Exploring How Lifestyle Products Will Be Experienced Through Spatial Interfaces

2019 was the year of AR. Probably 2020 will be the year of the AR too and every year for the next decade or so. But since having worked in the AR space for a few years now, we felt that we really need to push the envelop when it comes to AR product experiences. We do get to work on a lot of fun projects in collaboration with our partner agencies or directly with brands but we had a few ideas we wanted to explore for product AR experiences.

So we ideated quite a bit on what consumers would like to experience when exploring products digitally now that gradually the rectangular bounding box of the screen is falling apart & spatial design is replacing it. We zeroed in on 2 approaches for this- one would be a visually immersive experience & other would be a functionally engaging one, and built and published  2 AR experiences to explore & test these out.

But we selected 2 very culturally relevant products that consumers can instantly relate to and engages them at the first sight, even in this relatively new medium.

 

The most famous sneaker from the future:

For the visually immersive experience there could be no other product more relevantly fit than the Nike Air Mag. It serves as the crux of the hype beast niche of the present day while also being a retro culture monument and we figured this will give AR the attention it needs from the audience who are passionate about lifestyle and fashion brands.

 

But first, lemme make a model!

Before we can move into the UX and think about how users will interact with the whole experience, we need a 3D model of the product that we are showcasing, in this case the Airmag. And this is probably the most time-consuming and artistically challenging part of building an AR experience.
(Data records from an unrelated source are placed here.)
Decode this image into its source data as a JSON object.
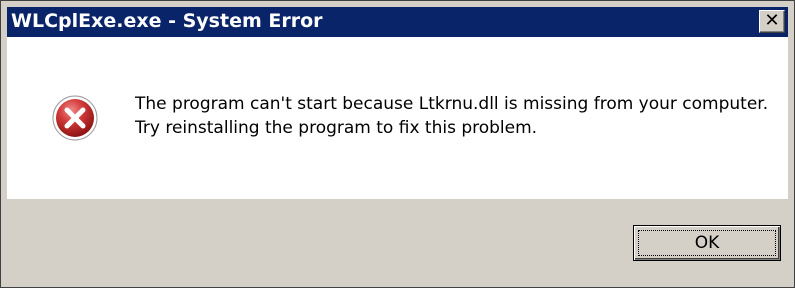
{
  "window": {
    "title": "WLCplExe.exe - System Error",
    "close_glyph": "✕",
    "close_icon": "close-icon"
  },
  "dialog": {
    "icon": "error-icon",
    "icon_color": "#c0282b",
    "message": "The program can't start because Ltkrnu.dll is missing from your computer. Try reinstalling the program to fix this problem.",
    "ok_label": "OK"
  }
}
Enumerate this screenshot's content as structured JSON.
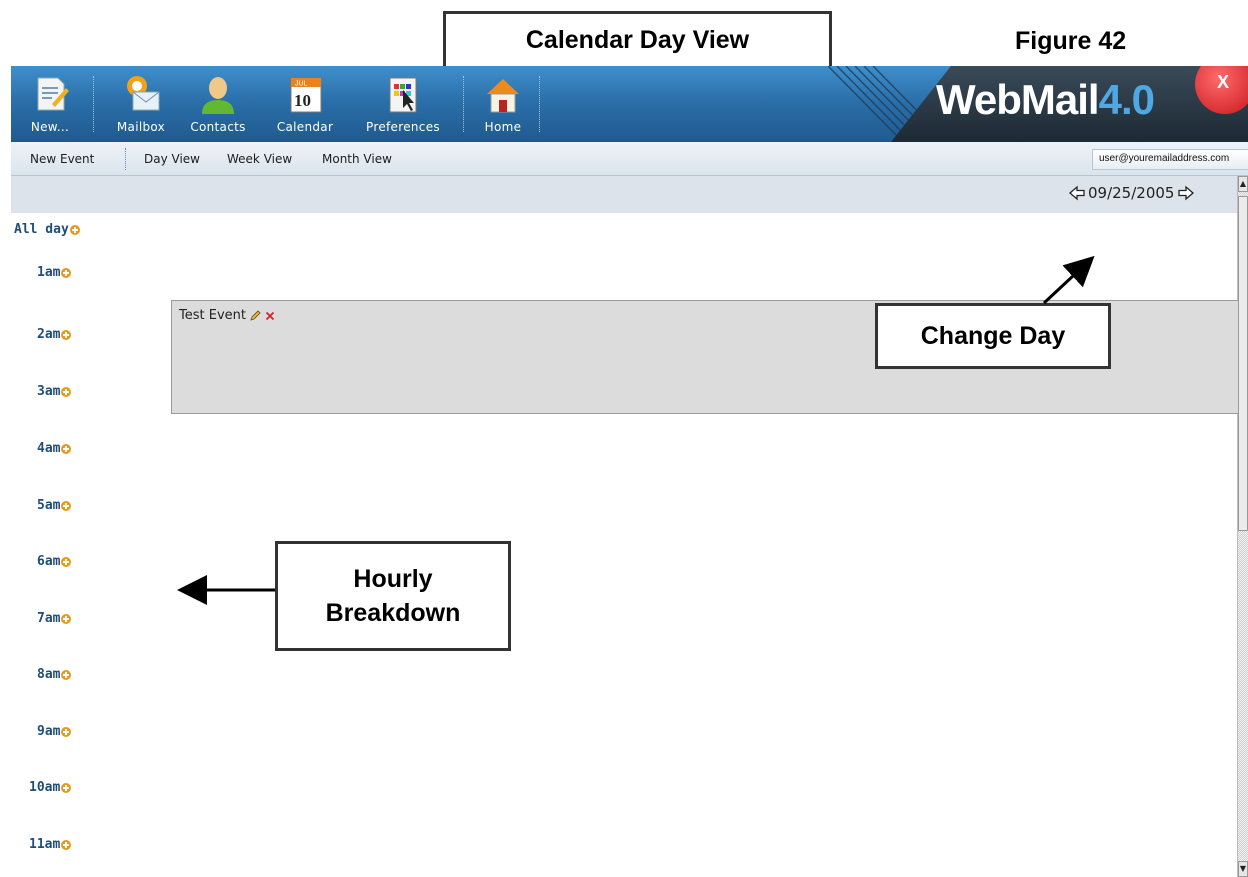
{
  "figure": {
    "title": "Calendar Day View",
    "number": "Figure 42"
  },
  "toolbar": {
    "items": [
      {
        "label": "New...",
        "icon": "new-document-icon"
      },
      {
        "label": "Mailbox",
        "icon": "mailbox-icon"
      },
      {
        "label": "Contacts",
        "icon": "contacts-icon"
      },
      {
        "label": "Calendar",
        "icon": "calendar-icon",
        "icon_month": "JUL",
        "icon_day": "10"
      },
      {
        "label": "Preferences",
        "icon": "preferences-icon"
      },
      {
        "label": "Home",
        "icon": "home-icon"
      }
    ],
    "brand": {
      "word": "WebMail",
      "version": "4.0"
    },
    "close_label": "X"
  },
  "subnav": {
    "new_event": "New Event",
    "day_view": "Day View",
    "week_view": "Week View",
    "month_view": "Month View",
    "user": "user@youremailaddress.com"
  },
  "date_nav": {
    "date": "09/25/2005",
    "prev_icon": "left-arrow-icon",
    "next_icon": "right-arrow-icon"
  },
  "hours": [
    "All day",
    "1am",
    "2am",
    "3am",
    "4am",
    "5am",
    "6am",
    "7am",
    "8am",
    "9am",
    "10am",
    "11am"
  ],
  "event": {
    "title": "Test Event",
    "edit_icon": "pencil-icon",
    "delete_icon": "delete-x-icon"
  },
  "callouts": {
    "change_day": "Change Day",
    "hourly_line1": "Hourly",
    "hourly_line2": "Breakdown"
  },
  "colors": {
    "toolbar_blue": "#2a6ea8",
    "brand_accent": "#4fa7e3",
    "hour_label": "#1f4d78",
    "plus_icon": "#e69a1c",
    "event_bg": "#dcdcdc"
  }
}
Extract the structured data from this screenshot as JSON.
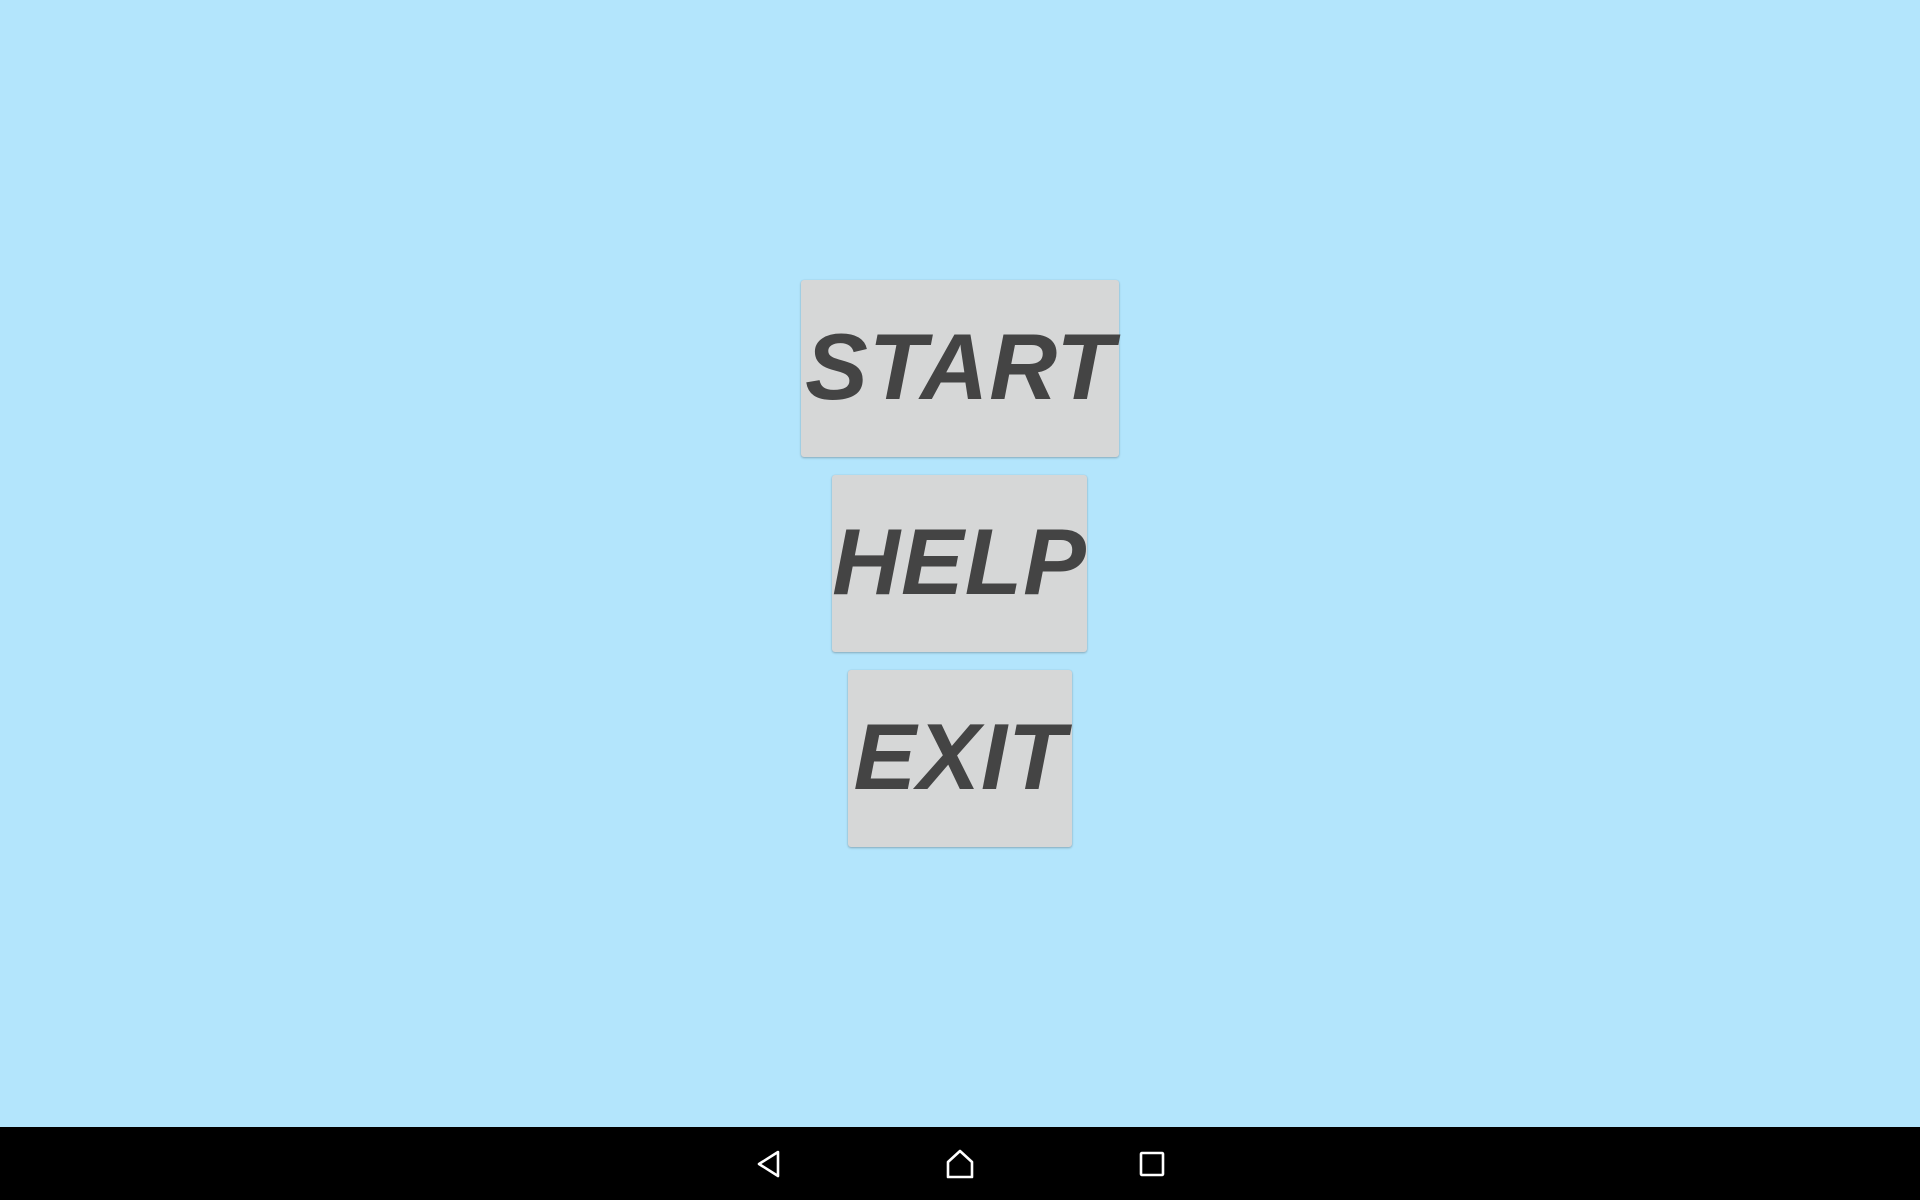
{
  "menu": {
    "start_label": "START",
    "help_label": "HELP",
    "exit_label": "EXIT"
  },
  "navigation_bar": {
    "icons": [
      "back-icon",
      "home-icon",
      "recents-icon"
    ]
  },
  "colors": {
    "background": "#b3e5fc",
    "button_fill": "#d6d7d7",
    "button_text": "#444444",
    "nav_bar": "#000000",
    "nav_icon": "#ffffff"
  }
}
Under the hood, this is what a real-time 3D asset looks like. All these layers add visual fidelity & realism to an asset.

3D content creation

 

The 3D model must perfectly represent the actual product with all of its details with precision while also considering the correct scale, the materials like wood,metal, plastic that the product is made of and represent it in 3D as close to real-life as possible. And all of this takes some time, depending on the structural complexity of each object. No way to rush it.

 

 

 

 

 

 

AR Brand Experiences

Lens Studio setup & build

Lens Studio is probably our favourite AR authoring platform right now and maybe we are biased since we are a Lens Creative Partner for Snapchat (that’s a shameless plug right there). But even so, it’s increadeby robust, while still being accessible to designers and creatives with little or no dev skills. Most interactions can be setup using pre-built tools in Lens Studio.

Finalising the build

The build for this experience was relatively simple with just some animated textures and slow-mo animations. We kept it clean so that the audiences get to appreciate the beauty of the sneaker.

Going Live!

The final  build of the experience was published as a Community Lens on Snapchat. Reason we specifically chose Snapchat as the platform to build this AR experience was because Lens Studio lets you quickly bash together assets & content to test ideas out, without needing to get deep into the tech stack to get something off the ground. Also Snapchat’s demographic of audiences being very open to try out new things, regardless of how unfamiliar something might seem. All in all, we saw this whole exercise as a way to test out how audiences would like to experience lifestyle products beyond the limits of a rectangular screen.